Google Nexus One Review

In a nutshell: The Google Nexus One may be a great phone, but when you can buy the almost identical yet superior HTC Desire for less money, you'd be silly to buy the Nexus One!
Google Nexus One
We're a little bit surprised to be reviewing the Google Nexus One at all, considering that Google made such a song and dance about not making their own mobile phone. Anyway, here it is, or rather it was launched in the States back in January but still hasn't become available yet in the UK, unless you buy it sim free imported from the USA. We presume that it will become available at some time in the UK.

First thing to say about the Nexus One is that it's manufactured by HTC, which is a relief since Google's a software company, right? Anyway, the simple story of the Nexus One is that it's almost the same phone as the HTC Desire, but it's been Googled. What does that mean? Well the most obvious difference is that HTC's user interface, HTC Sense, is missing and the Nexus One runs the naked Android operating system. As you can see from the photo, it's not a pretty sight, but it may well have a strong appeal to techies. The other main difference is that it uses a trackball, which we like less than the more conventional hardware buttons on the Desire. The quoted battery life figures are also significantly less for the Nexus One, which is curious since it uses exactly the same 1400 mAh battery as the Desire. Oh, and it's missing an FM radio too.

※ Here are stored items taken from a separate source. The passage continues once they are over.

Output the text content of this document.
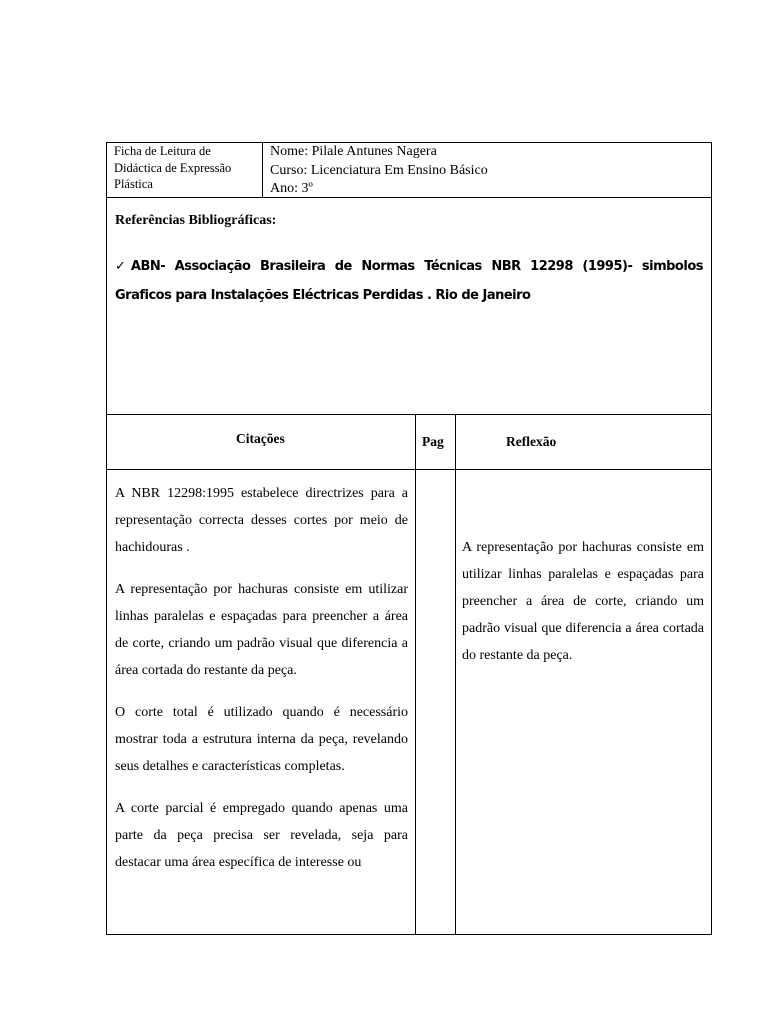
Ficha de Leitura de Didáctica de Expressão Plástica
Nome: Pilale Antunes Nagera
Curso: Licenciatura Em Ensino Básico
Ano: 3º
Referências Bibliográficas:
✓ABN- Associação Brasileira de Normas Técnicas NBR 12298 (1995)- simbolos Graficos para Instalações Eléctricas Perdidas . Rio de Janeiro
Citações	Pag	Reflexão

A NBR 12298:1995 estabelece directrizes para a representação correcta desses cortes por meio de hachidouras .

A representação por hachuras consiste em utilizar linhas paralelas e espaçadas para preencher a área de corte, criando um padrão visual que diferencia a área cortada do restante da peça.

O corte total é utilizado quando é necessário mostrar toda a estrutura interna da peça, revelando seus detalhes e características completas.

A corte parcial é empregado quando apenas uma parte da peça precisa ser revelada, seja para destacar uma área específica de interesse ou

A representação por hachuras consiste em utilizar linhas paralelas e espaçadas para preencher a área de corte, criando um padrão visual que diferencia a área cortada do restante da peça.
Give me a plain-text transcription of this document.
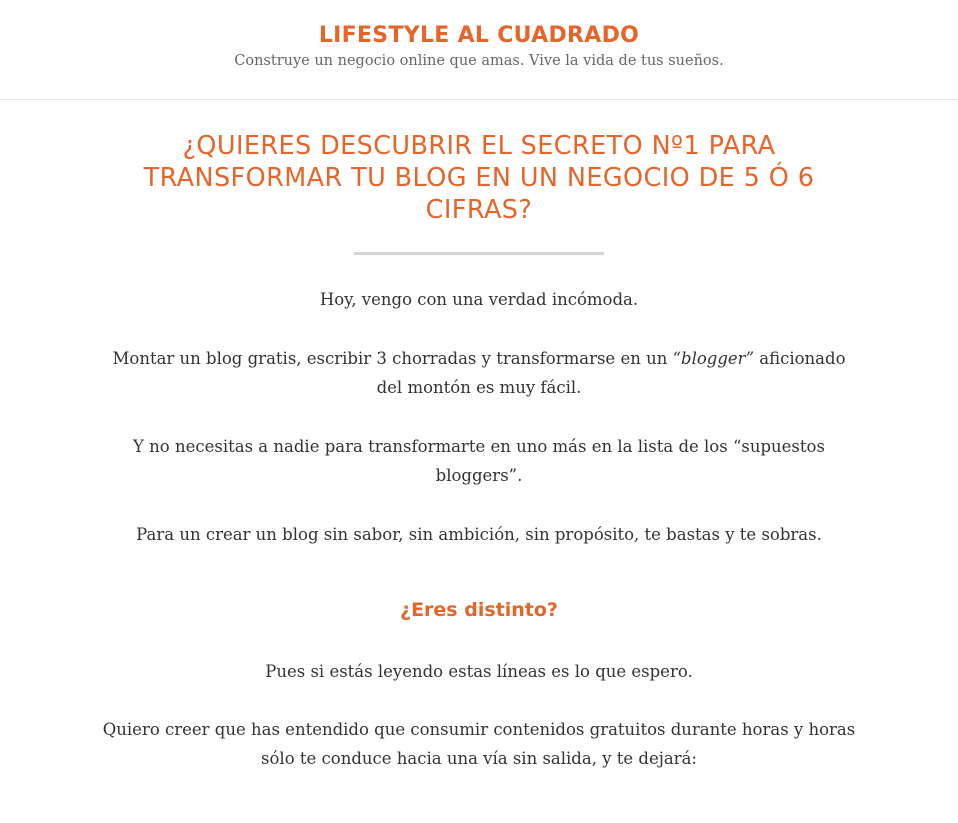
LIFESTYLE AL CUADRADO
Construye un negocio online que amas. Vive la vida de tus sueños.
¿QUIERES DESCUBRIR EL SECRETO Nº1 PARA TRANSFORMAR TU BLOG EN UN NEGOCIO DE 5 Ó 6 CIFRAS?

Hoy, vengo con una verdad incómoda.

Montar un blog gratis, escribir 3 chorradas y transformarse en un “blogger” aficionado del montón es muy fácil.

Y no necesitas a nadie para transformarte en uno más en la lista de los “supuestos bloggers”.

Para un crear un blog sin sabor, sin ambición, sin propósito, te bastas y te sobras.

¿Eres distinto?

Pues si estás leyendo estas líneas es lo que espero.

Quiero creer que has entendido que consumir contenidos gratuitos durante horas y horas sólo te conduce hacia una vía sin salida, y te dejará:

But the Nexus One does have a few tricks up its sleeve. The first thing it has is active noise suppression, which is designed to screen out background noises so that the person you're speaking to doesn't hear your traffic noise or office chatter when you talk to them. In reality this makes little difference, and we suspect that its true purpose is for use with the voice-to-text novelty feature. The Nexus One can also use an optional desk dock giving access to the alarm clock, music player and multimedia gallery.

Do these minor enhancements cancel out the disadvantages? In our opinion, no, clearly not, and when you consider that the Nexus One costs more than the HTC Desire and is harder to get hold of, it's not a big surprise to hear us say: go buy the HTC Desire. But if the Desire didn't exist, we'd probably be recommending the Nexus One instead!

Update (December 2010): the new Google Nexus S is the evolution of the Nexus One, and it looks like much more of a mainstream phone.